Under the hood this can attempt to auto-detect the best method of supporting these APIs. (along with fallbacks for custom web3.storage and pinning service APIs)

RangerMauve avatar Jul 25 '22 18:07 RangerMauve

For working with ipfs-car in JavaScript there's this API: https://github.com/web3-storage/ipfs-car

I think we can also use this for generating CAR files from the raw data. I'm not sure if it supports IPFS style chunking of large files, however.
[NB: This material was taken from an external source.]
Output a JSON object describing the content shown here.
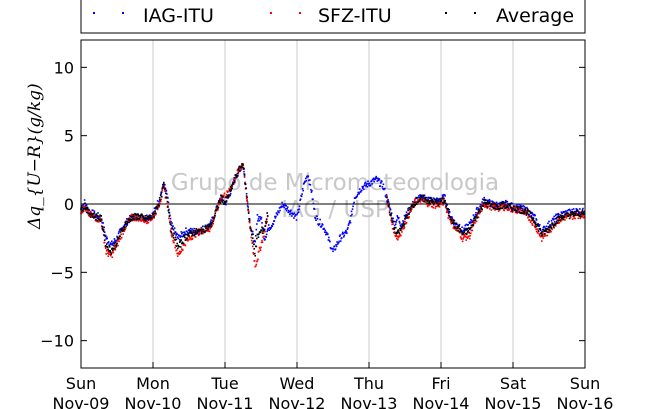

Also not clear if we could "extend" an existing car (probably not, but I guess we don't really need to).

RangerMauve avatar Jul 25 '22 18:07 RangerMauve

js-ipfs doesn't have many options for chunking data, sadly. 😅 https://github.com/ipfs/js-ipfs/blob/master/docs/core-api/FILES.md#notes

Also with using a memory blockstore, it's not clear whether all data gets persisted in memory as the CAR file is being generated and how the garbage collection for that works. 🤔 Could be an issue for multi-GB archives.

How are archives currently persisted?

RangerMauve avatar Jul 25 '22 18:07 RangerMauve

We can assemble custom UnixFS nodes with this: https://github.com/ipfs/js-ipfs-unixfs/tree/master/packages/ipfs-unixfs#create-an-unixfs-data-element

Not entirely sure how this could be added to a CAR file. 🤔 Would be good to sit down with some folks that already know the internals to see the best path there. (the ipfs-car importer seems to expect raw data rather than IPFS dag nodes)

RangerMauve avatar Jul 25 '22 19:07 RangerMauve

For chunking we can use this code:

https://github.com/ipfs/js-ipfs-unixfs/blob/master/packages/ipfs-unixfs-importer/src/chunker/fixed-size.js

We can probably use the BufferList to split up the chunks

RangerMauve avatar Aug 03 '22 21:08 RangerMauve

TODO for API:

  • Detect what's available before initializing
  • Alternately auto-enable when initializing

Should we have a config to do "only local node"?

Also, IPFS integration might be opt-in and we shouldn't set up js-ipfs and instead prompt the user with info that IPFS isn't supported.

Also also, for node.js we should use thje go-ipfs package since it's more reliable than js-ipfs https://github.com/ipfs/npm-go-ipfs

Also also also, we should support Estuary's CAR uploads: https://docs.estuary.tech/api-content-add-car

RangerMauve avatar Aug 03 '22 22:08 RangerMauve

Gonna hack on the offset chunker code and maybe publish a module.

Also reached out to the js-ipfs-unixfs team to see if they'd want a PR with it once it's done. https://github.com/ipfs/js-ipfs-unixfs/issues/241

RangerMauve avatar Aug 04 '22 14:08 RangerMauve

This is where I can find where the entry offsets are calculated: https://github.com/webrecorder/wabac.js/blob/main/src/wacz/ziprangereader.js#L50

RangerMauve avatar Aug 04 '22 14:08 RangerMauve

Created https://ranger.mauve.moe/auto-js-ipfs/

source: https://github.com/RangerMauve/auto-js-ipfs/pull/1

Going to make an SPA for uploading web archives and uploading them to IPFS. Initially it'll upload raw, but it will also do some content ware chunking along the lines of what we looked into before.

RangerMauve avatar Sep 13 '22 16:09 RangerMauve

This has now been mostly implemented, including custom chunking, which has been moved to https://github.com/webrecorder/awp-sw The current implementation now provides unified access via auto-js-ipfs (in the render process) to detect if local IPFS node is running (default kubo, IPFS Desktop or embedded in Brave) and allows sharing if one is found. No local node is started in Electron app (though could add in the future) and all ipfs-specific code has been removed from Electron node process. It is also possible (but not currently enabled) to write to web3.storage if a token is provided. Not including a hard-coded token, and instead will implement web3.storage support along with UCAN support. Closing this issue.

ikreymer avatar Dec 08 '22 00:12 ikreymer